I am not a psychologist who became a programmer. I am someone who has been asking the same question for twenty years, in different contexts, with increasingly powerful tools. How does an agent form a model of its world? How does it update that model when the world changes? How do multiple agents, each with their own partial and potentially wrong models, coordinate well enough to get something done?
In the psychology lab, the agents were fish and the models were inferred from territorial displays. In HCI research, the agents were humans and computers and the models were inferred from task completion times and error rates. In industry, the agents were developers and codebases and the models were inferred from git logs and bug reports. Now, the agents are LLMs with filesystem access, and the models are explicit – written in plain text, versioned in git, tracked with confidence scores, and updated through a formal revision protocol.
The tools have changed enormously. The question has not changed at all.
I maintain a living model of my beliefs because I learned, watching animals in a lab two decades ago, that the alternative is operating on cached assumptions that may have been wrong when they were formed and have certainly decayed since. I build audit trails because I learned, doing HCI research, that the gap between what an agent thinks the system does and what the system actually does is where every meaningful failure lives.

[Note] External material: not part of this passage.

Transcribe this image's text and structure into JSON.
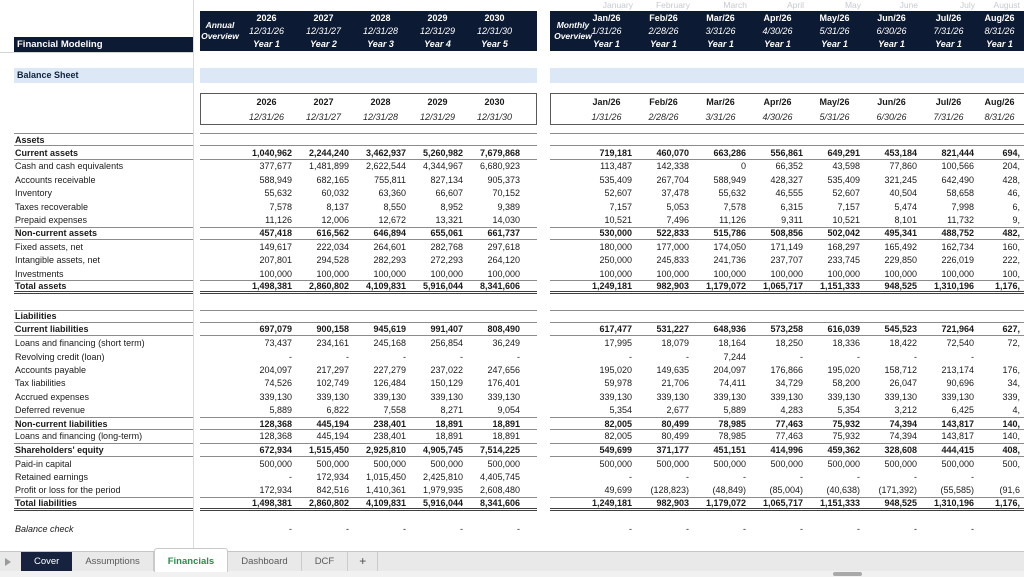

I design for progressive autonomy – start supervised, earn trust – because I learned, building software for a dozen different companies, that premature delegation without feedback loops is how systems silently diverge from intent.
The through-line is not a career narrative. It is an epistemological commitment: take your own beliefs seriously enough to write them down, assign them confidence levels, and revise them when the evidence changes. Most people, and most software systems, run on unexamined defaults. The interesting work happens when you make the defaults explicit and start testing them.
That is what I am building. That is what I have always been building.